Kinnear noted that no one testified that during Baker’s call to Militello that Baker sounded or acted like she was in distress, and White countered that she was acting like everything was okay because she was trying to find a way out of her situation.

It was during this alleged fight, that Kinnear told the jury that Cypher hit Baker with the frying pan four or five times. He pointed out that Williams said that would have killed Baker within a matter of minutes.

“They rolled her body up in a carpet and took her out the window where the air conditioner was,” Kinnear said.

Kinnear claimed the reason Baker was bound with duct tape and put in the carpet is that a dead body is hard to move.

White countered that it didn’t make any sense asking the jury why — if Baker’s body was wrapped in a carpet — would there be a need to duct tape her hands.

White also asked the jury why the defendant would have taken Baker’s body out through the window that the air conditioner was in considering that window was in the back of the house and the SUV was parked in the front of the house.

“Wouldn’t it have made more sense to take her out the front door?” White asked.

White also asked why, if Baker’s body was in a carpet, there were blood streaks found at the Waterworks Road dump site.

The opposing attorneys also disagreed on whether there was blood hemorrhaging around Baker’s stab wounds with Kinnear saying that Williams, the Allegheny County Medical Examiner, said there wasn’t, while White argued that Dr. Eric Vey, the Erie County Medical Examiner who did the autopsy, said there was.

Kinnear also tried to portray both Cypher and Joseph Ibarra as unreliable, untrustworthy witnesses.

Ibarra was Kennedy’s cellmate at the Venango County jail who told police Kennedy told him that he (Kennedy) had killed Baker.

Pointing out that Cypher had either lied to police about the $200.00 debt Baker owed her during her police interview December 22, 2017 or to the jury when she told them there was no such debt, Kinnear asked if anything Cypher said could be trusted.

“The judge will tell you (that you) are free to believe all, some, or none of her testimony,” Kinnear said. “Because she is an admitted liar.”

White didn’t dispute that Cypher had lied about the $200.00 debt but pointed out that there was corroborating evidence to support everything else she had said.

“You may not like her, but do the facts stack up?” White said.

With Ibarra, Kinnear tried to paint a picture of a prisoner who was on the same cellblock with Militello in August 2018 just before giving police his statement about Kennedy.

“He is a jailhouse snitch who is not reliable,” Kinnear said, who claimed that Ibarra’s testimony about Kennedy saying “no face, no case” seemed a little too convenient.

Kinnear also questioned if someone from the District Attorney’s Office had met with Ibarra.

“Mr.

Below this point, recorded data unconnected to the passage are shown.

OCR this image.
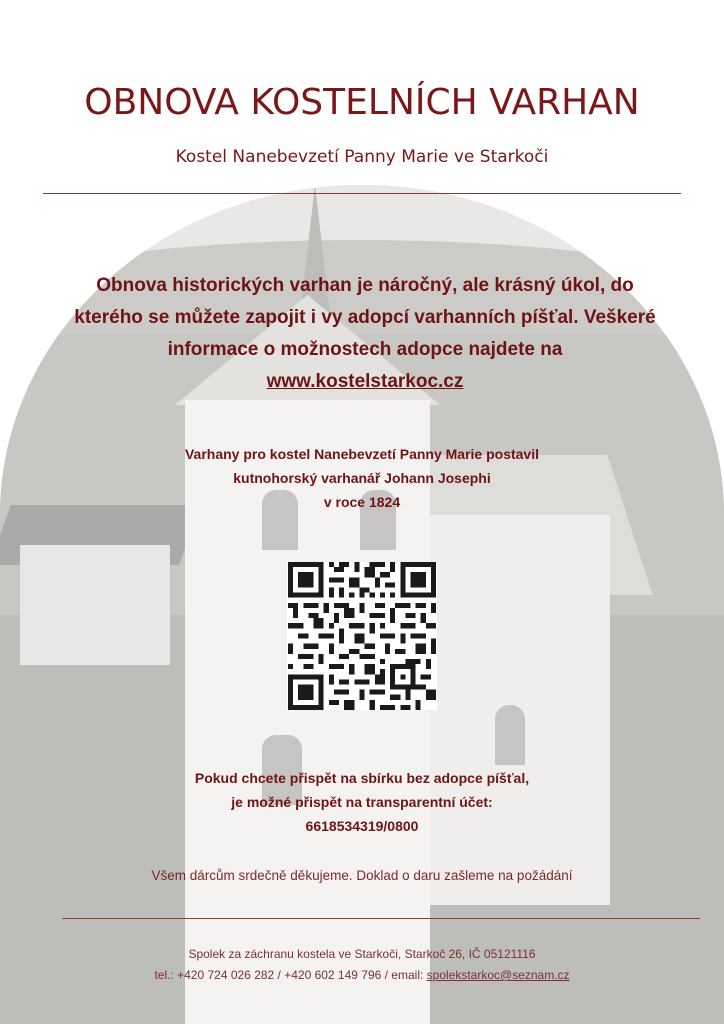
OBNOVA KOSTELNÍCH VARHAN
Kostel Nanebevzetí Panny Marie ve Starkoči

Obnova historických varhan je náročný, ale krásný úkol, do kterého se můžete zapojit i vy adopcí varhanních píšťal. Veškeré informace o možnostech adopce najdete na www.kostelstarkoc.cz

Varhany pro kostel Nanebevzetí Panny Marie postavil
kutnohorský varhanář Johann Josephi
v roce 1824
Pokud chcete přispět na sbírku bez adopce píšťal,
je možné přispět na transparentní účet:
6618534319/0800
Všem dárcům srdečně děkujeme. Doklad o daru zašleme na požádání
Spolek za záchranu kostela ve Starkoči, Starkoč 26, IČ 05121116
tel.: +420 724 026 282 / +420 602 149 796 / email: spolekstarkoc@seznam.cz
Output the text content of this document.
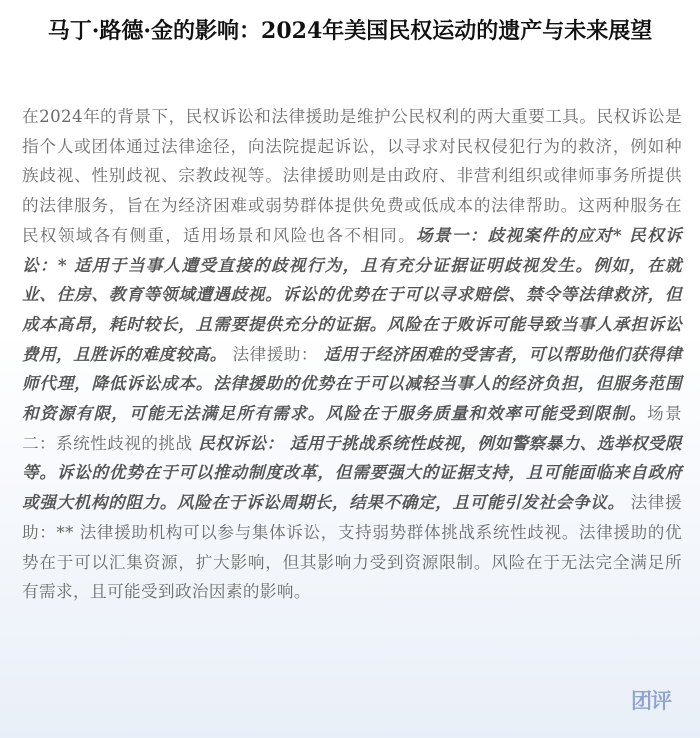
马丁·路德·金的影响：2024年美国民权运动的遗产与未来展望

在2024年的背景下，民权诉讼和法律援助是维护公民权利的两大重要工具。民权诉讼是指个人或团体通过法律途径，向法院提起诉讼，以寻求对民权侵犯行为的救济，例如种族歧视、性别歧视、宗教歧视等。法律援助则是由政府、非营利组织或律师事务所提供的法律服务，旨在为经济困难或弱势群体提供免费或低成本的法律帮助。这两种服务在民权领域各有侧重，适用场景和风险也各不相同。场景一：歧视案件的应对* 民权诉讼：* 适用于当事人遭受直接的歧视行为，且有充分证据证明歧视发生。例如，在就业、住房、教育等领域遭遇歧视。诉讼的优势在于可以寻求赔偿、禁令等法律救济，但成本高昂，耗时较长，且需要提供充分的证据。风险在于败诉可能导致当事人承担诉讼费用，且胜诉的难度较高。 法律援助： 适用于经济困难的受害者，可以帮助他们获得律师代理，降低诉讼成本。法律援助的优势在于可以减轻当事人的经济负担，但服务范围和资源有限，可能无法满足所有需求。风险在于服务质量和效率可能受到限制。场景二：系统性歧视的挑战 民权诉讼： 适用于挑战系统性歧视，例如警察暴力、选举权受限等。诉讼的优势在于可以推动制度改革，但需要强大的证据支持，且可能面临来自政府或强大机构的阻力。风险在于诉讼周期长，结果不确定，且可能引发社会争议。 法律援助：** 法律援助机构可以参与集体诉讼，支持弱势群体挑战系统性歧视。法律援助的优势在于可以汇集资源，扩大影响，但其影响力受到资源限制。风险在于无法完全满足所有需求，且可能受到政治因素的影响。

团评
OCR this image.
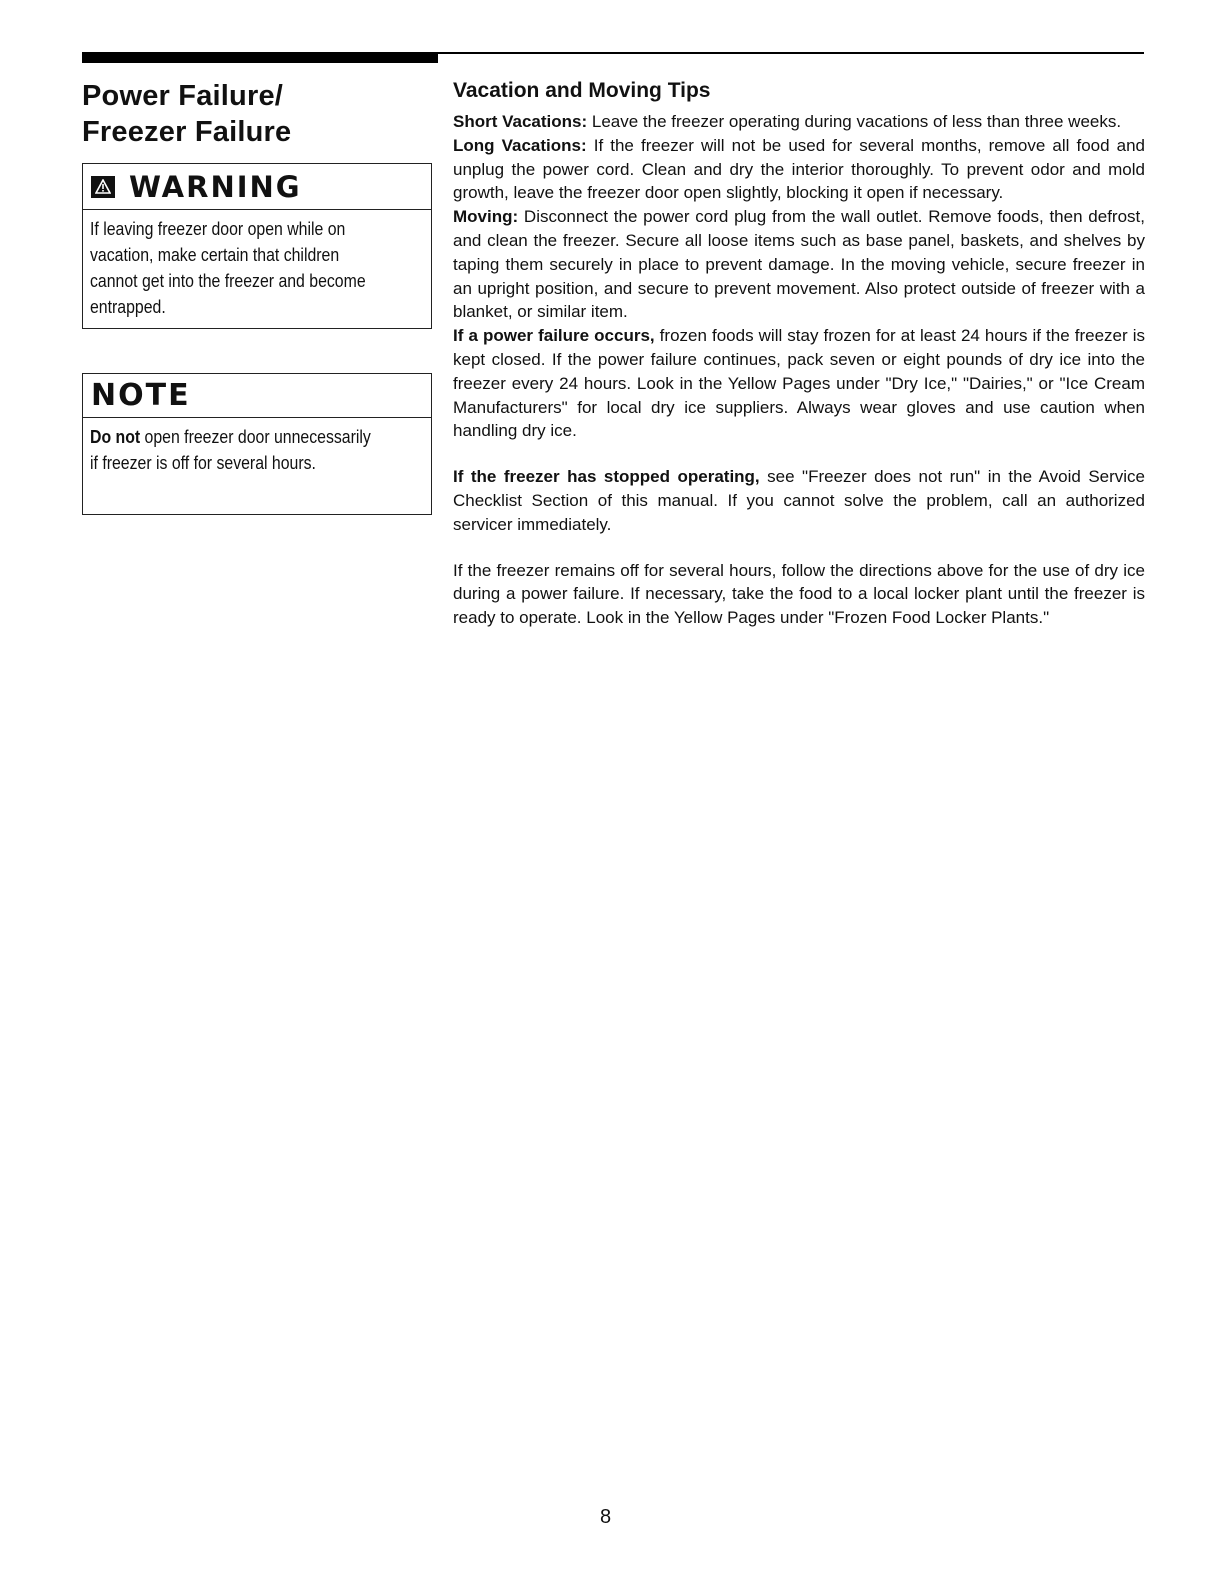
Power Failure/
Freezer Failure
WARNING
If leaving freezer door open while on
vacation, make certain that children
cannot get into the freezer and become
entrapped.
NOTE
Do not open freezer door unnecessarily
if freezer is off for several hours.
Vacation and Moving Tips

Short Vacations: Leave the freezer operating during vacations of less than three weeks.

Long Vacations: If the freezer will not be used for several months, remove all food and unplug the power cord. Clean and dry the interior thoroughly. To prevent odor and mold growth, leave the freezer door open slightly, blocking it open if necessary.

Moving: Disconnect the power cord plug from the wall outlet. Remove foods, then defrost, and clean the freezer. Secure all loose items such as base panel, baskets, and shelves by taping them securely in place to prevent damage. In the moving vehicle, secure freezer in an upright position, and secure to prevent movement. Also protect outside of freezer with a blanket, or similar item.

If a power failure occurs, frozen foods will stay frozen for at least 24 hours if the freezer is kept closed. If the power failure continues, pack seven or eight pounds of dry ice into the freezer every 24 hours. Look in the Yellow Pages under "Dry Ice," "Dairies," or "Ice Cream Manufacturers" for local dry ice suppliers. Always wear gloves and use caution when handling dry ice.

If the freezer has stopped operating, see "Freezer does not run" in the Avoid Service Checklist Section of this manual. If you cannot solve the problem, call an authorized servicer immediately.

If the freezer remains off for several hours, follow the directions above for the use of dry ice during a power failure. If necessary, take the food to a local locker plant until the freezer is ready to operate. Look in the Yellow Pages under "Frozen Food Locker Plants."

8
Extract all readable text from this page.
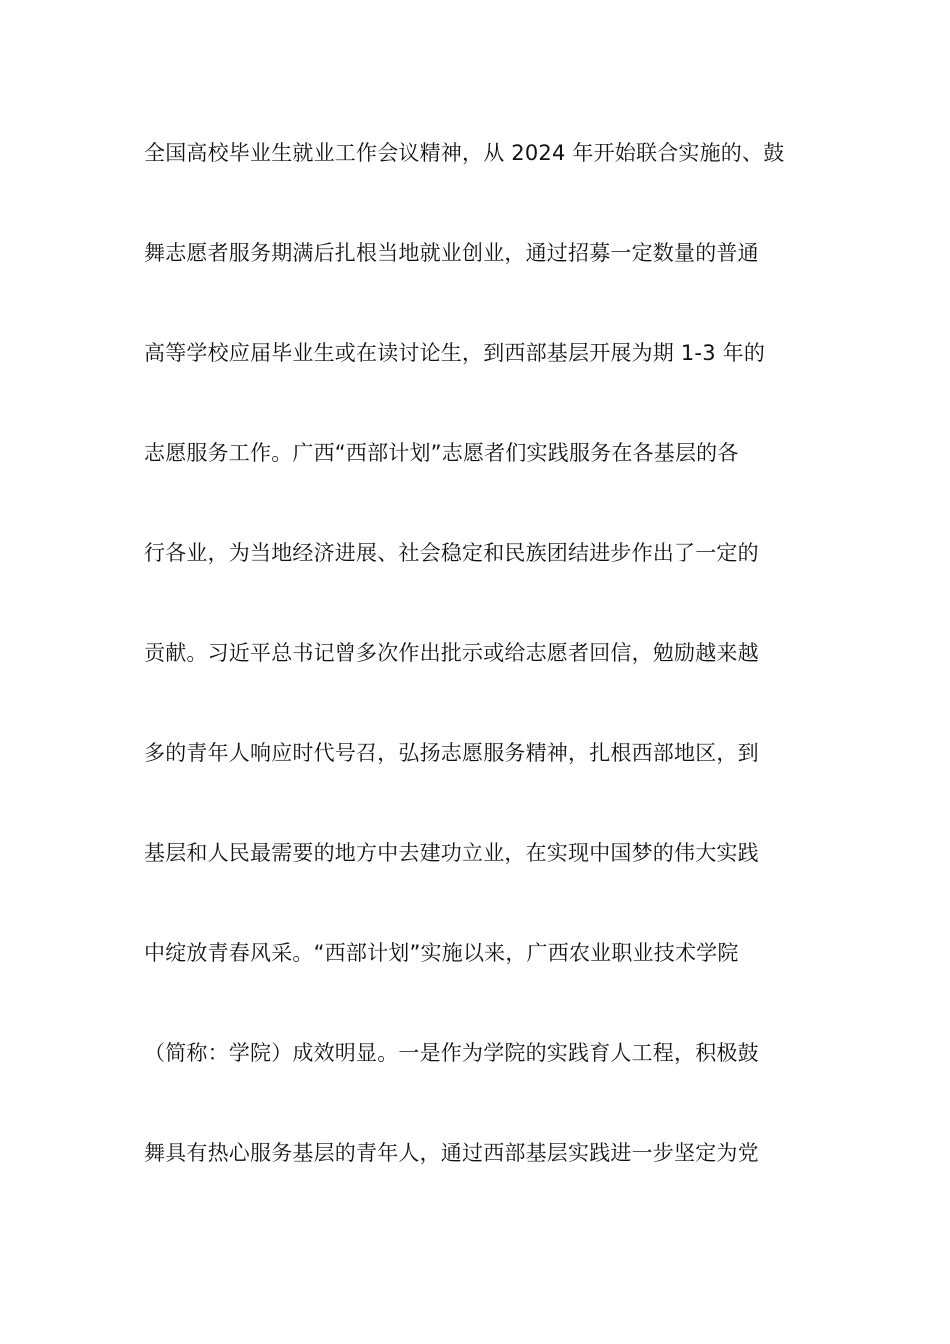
全国高校毕业生就业工作会议精神，从 2024 年开始联合实施的、鼓
舞志愿者服务期满后扎根当地就业创业，通过招募一定数量的普通
高等学校应届毕业生或在读讨论生，到西部基层开展为期 1-3 年的
志愿服务工作。广西“西部计划”志愿者们实践服务在各基层的各
行各业，为当地经济进展、社会稳定和民族团结进步作出了一定的
贡献。习近平总书记曾多次作出批示或给志愿者回信，勉励越来越
多的青年人响应时代号召，弘扬志愿服务精神，扎根西部地区，到
基层和人民最需要的地方中去建功立业，在实现中国梦的伟大实践
中绽放青春风采。“西部计划”实施以来，广西农业职业技术学院
（简称：学院）成效明显。一是作为学院的实践育人工程，积极鼓
舞具有热心服务基层的青年人，通过西部基层实践进一步坚定为党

Peasley (Assistant Venango County DA Kyle Peasley) asked him if he (Ibarra) had met with Peasley,” Kinnear said. “Who did he meet with?”

White inferred that he was insulted by that accusation and said Ibarra had no connection to Cypher.

“Why wouldn’t (Kennedy) have just told him Cypher did it?” White asked. “He (Kennedy) could have said Amanda did it.”

White outlined why he believed Kennedy was guilty of a multitude of charges pointing out that the Aggravated Assault happened when he attacked Baker at 1313 New Street; that the kidnapping was two-fold, one when he restrained Baker at the New Street house and then again when she was taken to Waterworks Road; that first-degree murder happened when Kennedy formed the intent to kill Baker while on the way to Waterworks Road and then used the knife to stab her before dropping the rock on her.

White also said that even without intent to kill, it’s second-degree murder because Baker died after being kidnapped.

“You have to look at the evidence, judge the credibility, and decide who did it,” White said.

Kinnear said he was asking the jury to apply the truth and that the truth is what will bring justice to Baker.

“The true killer is Amanda Cypher, not the boyfriend, Richard Kennedy,” Kinnear said. “He is not the one that did this to Tausha Baker.”